Glare & Accidents
How to stay safe while sunset/sunrise driving
Sunlight, especially during sunrise and sunset, greatly reduces drivers’ vision due to the light reflections. Light can be reflected off other vehicles’ window, buildings’ glass or shiny facades and other roadside structures; temporarily “blinding” drivers, and the effect is even more serious during wet conditions where more light is reflected by water.
Summer road trips are notorious for high-glare driving scenarios. Who leaves the beach until the sun starts to set? Driving home in the evening or an early start are prime opportunities for dangerous glare.
Most drivers adjust their driving in glare conditions, and are sensible enough to slow down when they are dazzled. However, when the road turns sharply or glare appears unexpectedly from behind trees or buildings, some drivers still try to pass in low sunlight or twilight conditions, and when coincided with rush hour, there can be disastrous consequences.
Guidelines for Sunny Day Driving
- Keep the inside and the outside of your windshield clean, and free from any cracks and dings.
- Ensure you leave enough space between yourself and other drivers, and if blinded, slow down immediately.
- Keep your headlights on, so other drivers who may be experiencing the effects of glare have a better chance of seeing you. It’s common sense to anticipate the effects of glare on you as well as other drivers.

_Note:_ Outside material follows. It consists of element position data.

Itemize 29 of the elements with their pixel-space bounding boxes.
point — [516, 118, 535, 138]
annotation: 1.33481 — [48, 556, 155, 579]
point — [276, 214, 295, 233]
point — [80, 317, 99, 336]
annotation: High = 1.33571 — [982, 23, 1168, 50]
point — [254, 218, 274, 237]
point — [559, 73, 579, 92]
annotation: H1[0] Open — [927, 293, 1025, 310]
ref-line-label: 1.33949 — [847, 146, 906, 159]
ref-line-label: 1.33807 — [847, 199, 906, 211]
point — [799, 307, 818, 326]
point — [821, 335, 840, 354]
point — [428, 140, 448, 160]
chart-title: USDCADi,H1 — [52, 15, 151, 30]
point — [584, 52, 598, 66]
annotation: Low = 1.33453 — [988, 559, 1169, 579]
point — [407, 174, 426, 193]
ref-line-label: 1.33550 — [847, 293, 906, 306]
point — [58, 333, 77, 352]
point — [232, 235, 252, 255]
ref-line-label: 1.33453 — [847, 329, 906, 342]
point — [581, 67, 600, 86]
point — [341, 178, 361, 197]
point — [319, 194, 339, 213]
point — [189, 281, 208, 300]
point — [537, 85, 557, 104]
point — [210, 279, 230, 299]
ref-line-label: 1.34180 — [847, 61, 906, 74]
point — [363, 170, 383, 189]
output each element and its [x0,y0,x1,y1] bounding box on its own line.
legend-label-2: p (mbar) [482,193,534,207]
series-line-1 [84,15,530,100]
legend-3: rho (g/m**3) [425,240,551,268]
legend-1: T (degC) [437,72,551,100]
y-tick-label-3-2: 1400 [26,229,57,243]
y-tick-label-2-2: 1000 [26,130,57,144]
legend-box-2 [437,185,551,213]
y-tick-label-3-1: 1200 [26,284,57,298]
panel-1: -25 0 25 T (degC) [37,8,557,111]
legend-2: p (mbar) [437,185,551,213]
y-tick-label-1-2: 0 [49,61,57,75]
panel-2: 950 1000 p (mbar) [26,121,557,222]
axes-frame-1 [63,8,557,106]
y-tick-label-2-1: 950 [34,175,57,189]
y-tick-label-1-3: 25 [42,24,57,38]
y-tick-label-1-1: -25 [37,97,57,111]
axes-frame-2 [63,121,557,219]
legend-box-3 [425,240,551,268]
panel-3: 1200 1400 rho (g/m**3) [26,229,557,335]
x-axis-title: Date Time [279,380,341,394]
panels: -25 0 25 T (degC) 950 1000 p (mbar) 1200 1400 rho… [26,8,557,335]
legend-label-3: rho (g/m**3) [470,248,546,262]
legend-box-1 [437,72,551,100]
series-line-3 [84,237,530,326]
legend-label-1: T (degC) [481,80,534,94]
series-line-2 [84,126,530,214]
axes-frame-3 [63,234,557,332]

- Use techniques to block the direct sun installing window film in your vehicle. Installing Sunstrips are a really easy way to reduce or eliminate head-on glare through the windshield. Sunroofs can be equally culpable in excessive glare, and since they are so small, it is a very inexpensive problem to get out in front of. The rest of your windows contribute to glare as well and it is easily managed with the right combination of products.
A Note for Pedestrians
Whether you are jogging or walking, you are twice as likely to be killed or seriously injured in road accidents if you have your back to the vehicles. Facing the oncoming traffic allows you to see traffic patterns, and possibly get out of the way of a wayward vehicle.